The event also allows K-12 teachers to collaborate with university faculty. A workshop about “design thinking” for the K-12 teacher mentors was provided. The experiential, discovery-based learning allowed participants to seek out, interview and observe real people in the field to gain insights.
The 2019–2020 Philip Merrill Presidential Scholars from MCPS are:
Sasha Kahn, Architecture, Government and Politics
Teacher mentor: Stephen Miller, now-retired teacher, Walter Johnson High School
Julian Avenilla, American Studies
Teacher mentor: Alexia Friedberg, reading specialist, S. Christa McAuliffe Elementary School
Paula Molina Acosta, Women’s Studies
Teacher mentor: Wendy Eagan, teacher, Walt Whitman High School
Doron Tadmor, Operations Management and Business Analytics, International Business
Teacher mentor: Shelley Jackson, resource teacher, Sherwood High School
Manuella Djomaleu, Physiology and Neurobiology
Teacher mentor: Terri Ravick, teacher, Walter Johnson High School
Shifali Mathews, Public Health Science
Teacher mentor: Ashley Schreckengost, resource teacher, Wheaton High School
Read more about them here.
Five Schools Honored by National Health Organization
Five MCPS schools have been recognized for winning the National Healthy Schools Bronze Award from the Alliance for a Healthier Generation, a top children’s health organization. They are: Harmony Hills and Arcola elementary schools, and E. Brooke Lee, Redland and Julius West middle schools.
The five are part of 355 U.S. schools—called America’s Healthiest Schools—that were honored with the distinction.
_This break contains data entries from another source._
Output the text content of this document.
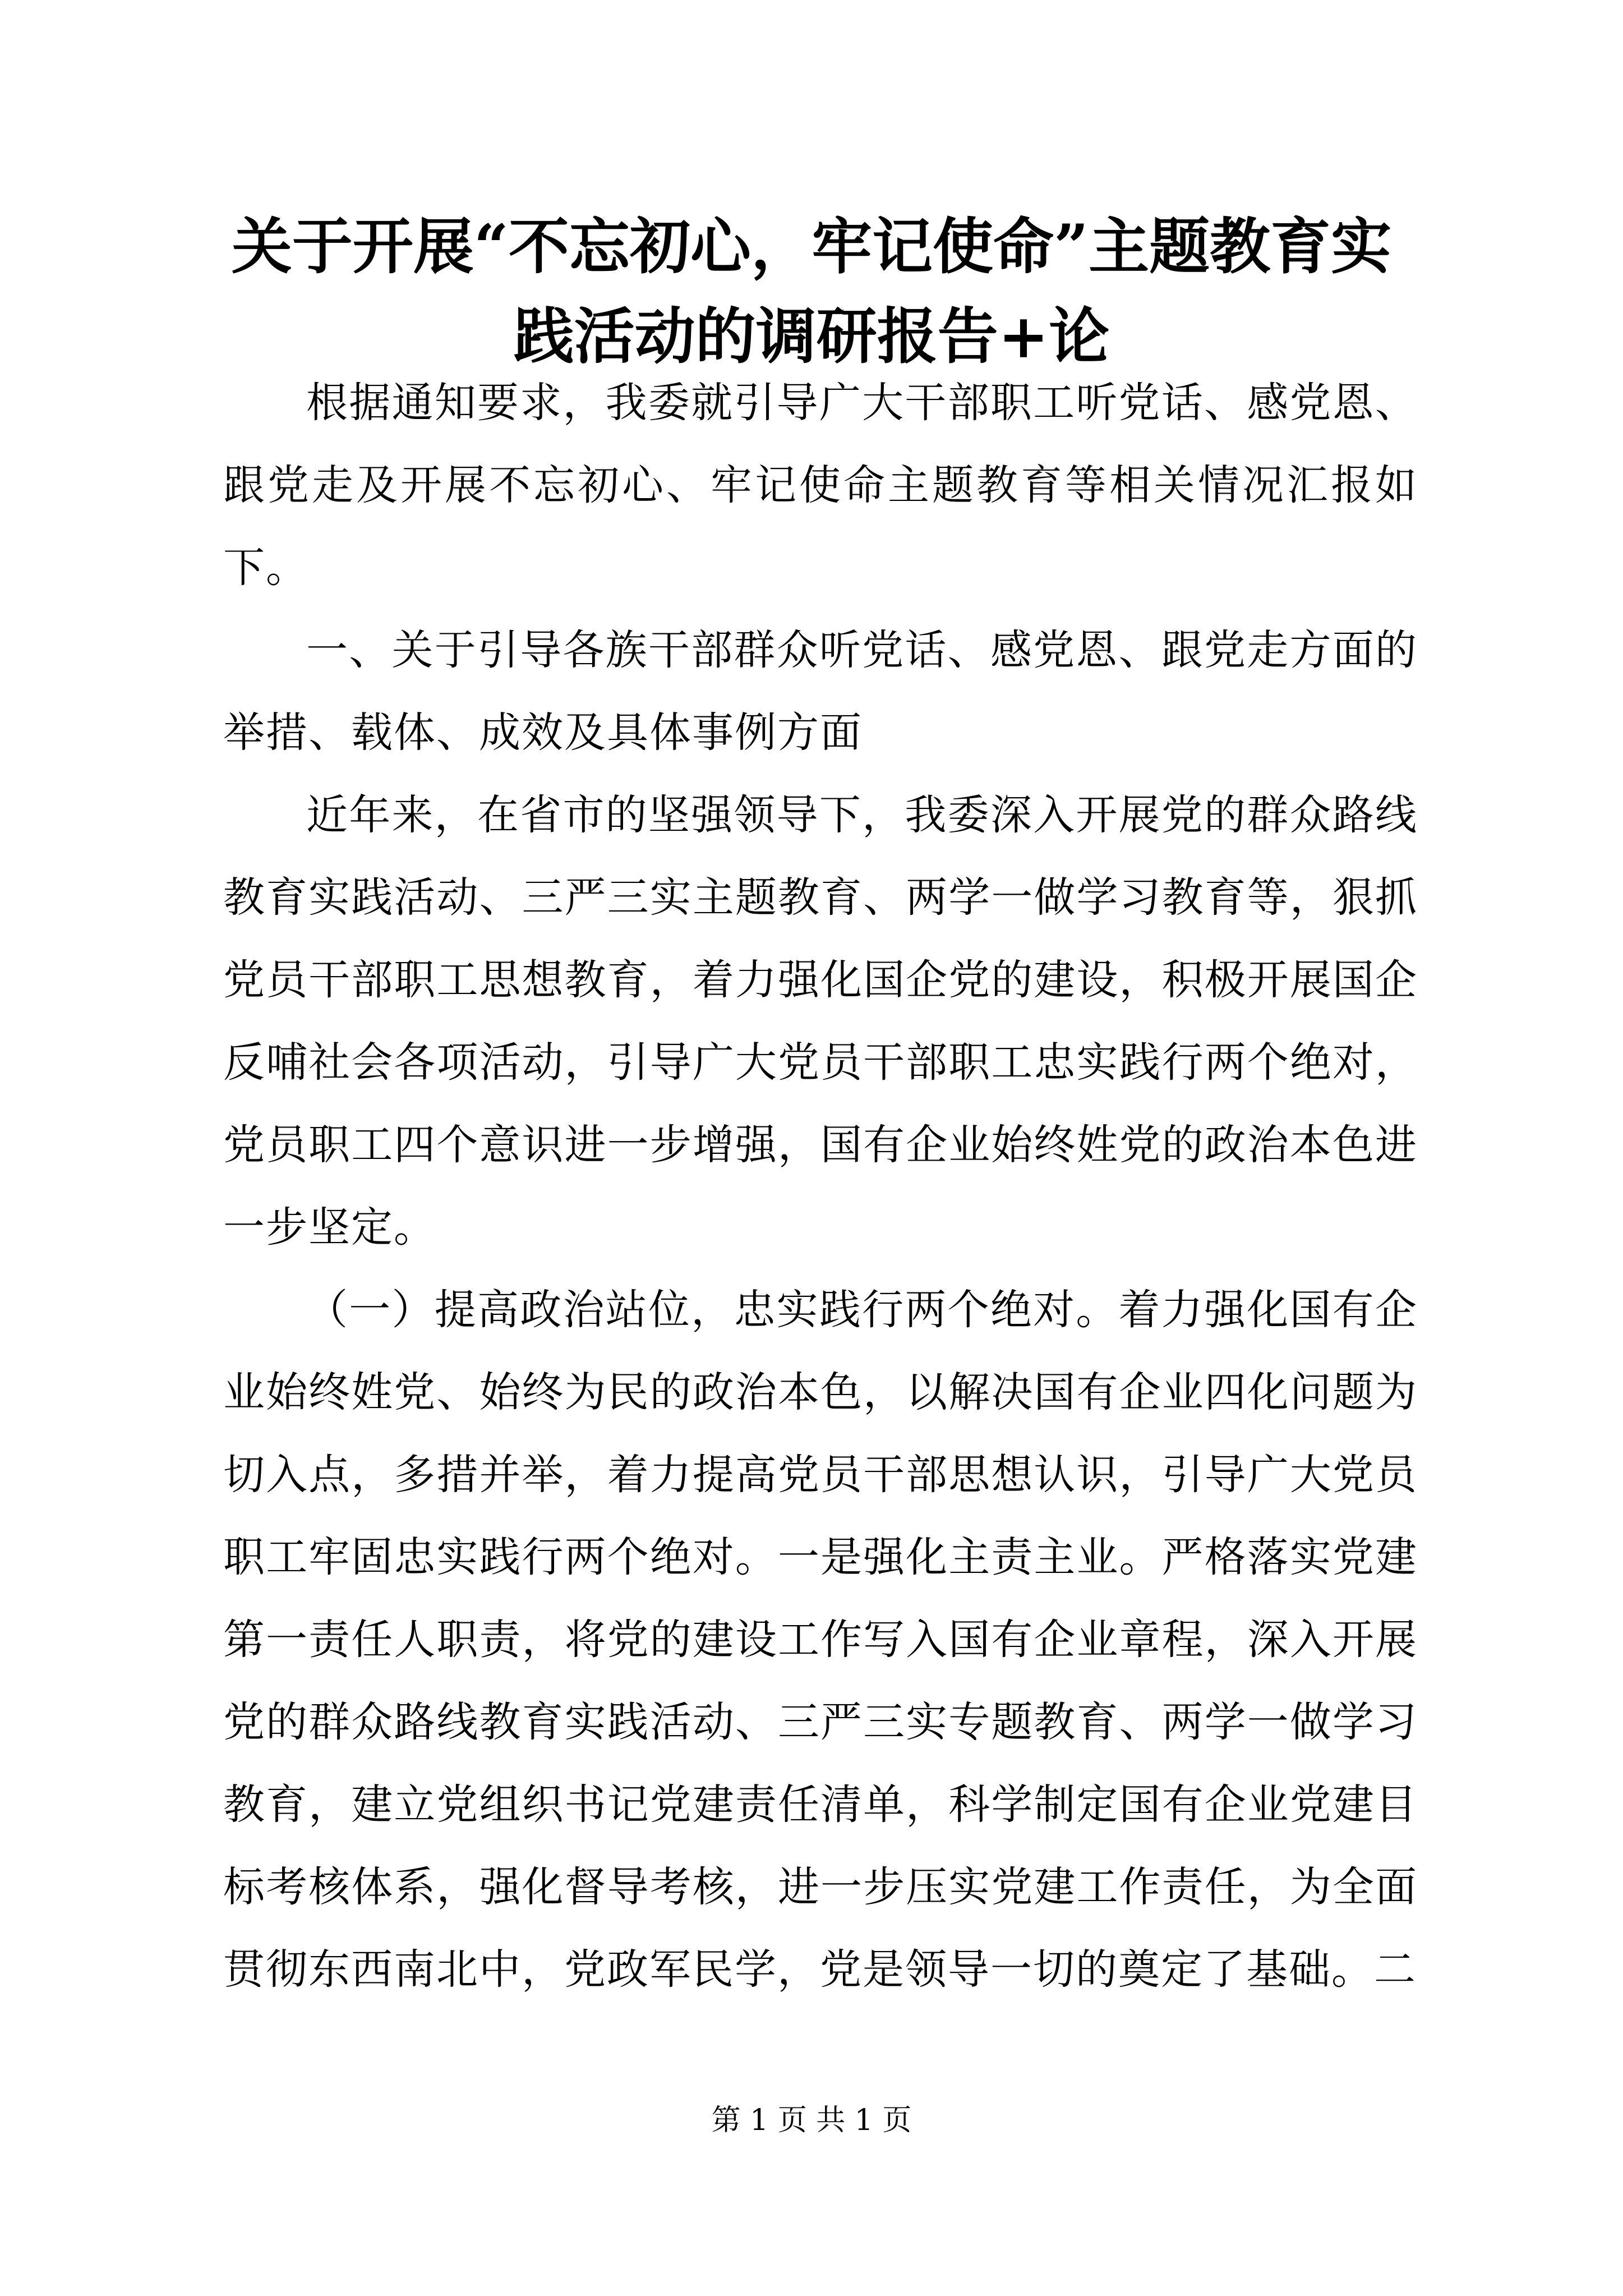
关于开展“不忘初心，牢记使命”主题教育实
践活动的调研报告+论

根据通知要求，我委就引导广大干部职工听党话、感党恩、跟党走及开展不忘初心、牢记使命主题教育等相关情况汇报如下。

一、关于引导各族干部群众听党话、感党恩、跟党走方面的举措、载体、成效及具体事例方面

近年来，在省市的坚强领导下，我委深入开展党的群众路线教育实践活动、三严三实主题教育、两学一做学习教育等，狠抓党员干部职工思想教育，着力强化国企党的建设，积极开展国企反哺社会各项活动，引导广大党员干部职工忠实践行两个绝对，党员职工四个意识进一步增强，国有企业始终姓党的政治本色进一步坚定。

（一）提高政治站位，忠实践行两个绝对。着力强化国有企业始终姓党、始终为民的政治本色，以解决国有企业四化问题为切入点，多措并举，着力提高党员干部思想认识，引导广大党员职工牢固忠实践行两个绝对。一是强化主责主业。严格落实党建第一责任人职责，将党的建设工作写入国有企业章程，深入开展党的群众路线教育实践活动、三严三实专题教育、两学一做学习教育，建立党组织书记党建责任清单，科学制定国有企业党建目标考核体系，强化督导考核，进一步压实党建工作责任，为全面贯彻东西南北中，党政军民学，党是领导一切的奠定了基础。二

第 1 页 共 1 页
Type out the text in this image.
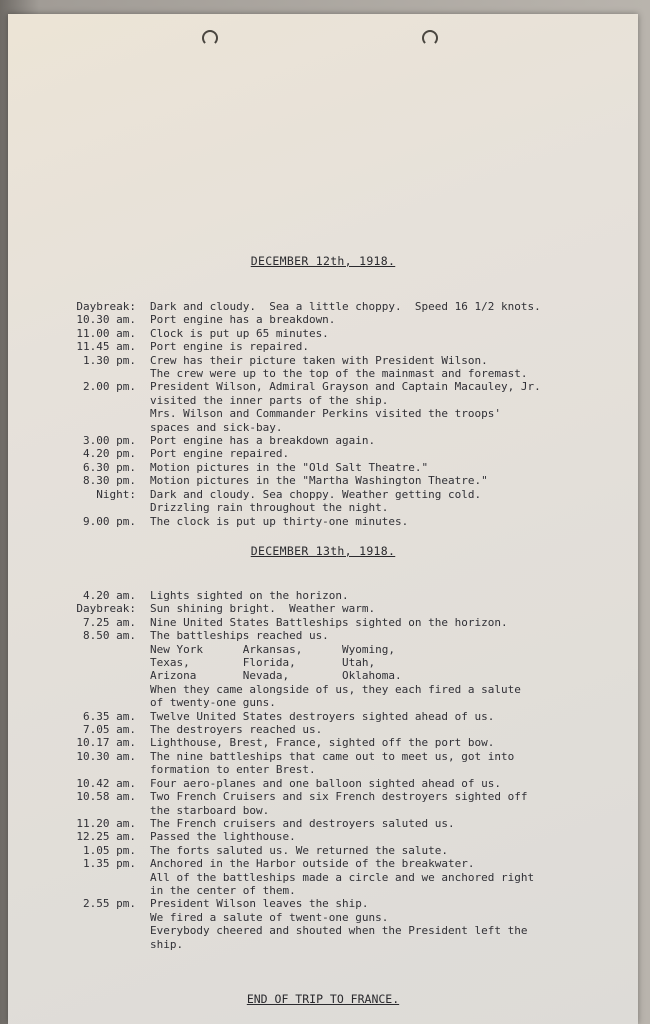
DECEMBER 12th, 1918.
Daybreak:	Dark and cloudy.  Sea a little choppy.  Speed 16 1/2 knots.
10.30 am.	Port engine has a breakdown.
11.00 am.	Clock is put up 65 minutes.
11.45 am.	Port engine is repaired.
1.30 pm.	Crew has their picture taken with President Wilson.
The crew were up to the top of the mainmast and foremast.
2.00 pm.	President Wilson, Admiral Grayson and Captain Macauley, Jr.
visited the inner parts of the ship.
Mrs. Wilson and Commander Perkins visited the troops'
spaces and sick-bay.
3.00 pm.	Port engine has a breakdown again.
4.20 pm.	Port engine repaired.
6.30 pm.	Motion pictures in the "Old Salt Theatre."
8.30 pm.	Motion pictures in the "Martha Washington Theatre."
Night:	Dark and cloudy. Sea choppy. Weather getting cold.
Drizzling rain throughout the night.
9.00 pm.	The clock is put up thirty-one minutes.
DECEMBER 13th, 1918.
4.20 am.	Lights sighted on the horizon.
Daybreak:	Sun shining bright.  Weather warm.
7.25 am.	Nine United States Battleships sighted on the horizon.
8.50 am.	The battleships reached us.
New York      Arkansas,      Wyoming,
Texas,        Florida,       Utah,
Arizona       Nevada,        Oklahoma.
When they came alongside of us, they each fired a salute
of twenty-one guns.
6.35 am.	Twelve United States destroyers sighted ahead of us.
7.05 am.	The destroyers reached us.
10.17 am.	Lighthouse, Brest, France, sighted off the port bow.
10.30 am.	The nine battleships that came out to meet us, got into
formation to enter Brest.
10.42 am.	Four aero-planes and one balloon sighted ahead of us.
10.58 am.	Two French Cruisers and six French destroyers sighted off
the starboard bow.
11.20 am.	The French cruisers and destroyers saluted us.
12.25 am.	Passed the lighthouse.
1.05 pm.	The forts saluted us. We returned the salute.
1.35 pm.	Anchored in the Harbor outside of the breakwater.
All of the battleships made a circle and we anchored right
in the center of them.
2.55 pm.	President Wilson leaves the ship.
We fired a salute of twent-one guns.
Everybody cheered and shouted when the President left the
ship.
END OF TRIP TO FRANCE.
All of America’s Healthiest Schools:
- Meet or exceed federal nutrition standards for school meals and snacks
- Offer breakfast daily
- Incorporate physical activity before, during or after the school day
- Implement district wellness policies and update progress annually
- Involve parents and community members in decision-making
All of these schools participate in the Healthy Schools Program, one of the nation’s largest school-based childhood obesity prevention initiatives that fosters a comprehensive approach to health promotion driven by administrators, teachers, counselors, parents and the community. Research found that meaningful participation was linked to reductions in the prevalence of overweight and obesity among students.
“This recognition shows how schools have worked to create an environment where children learn and practice healthy behaviors that can last a lifetime,” says Holly Hunt, chief of the School Health Branch, in the Centers for Disease Control and Prevention’s National Center for Chronic Disease Prevention and Health Promotion.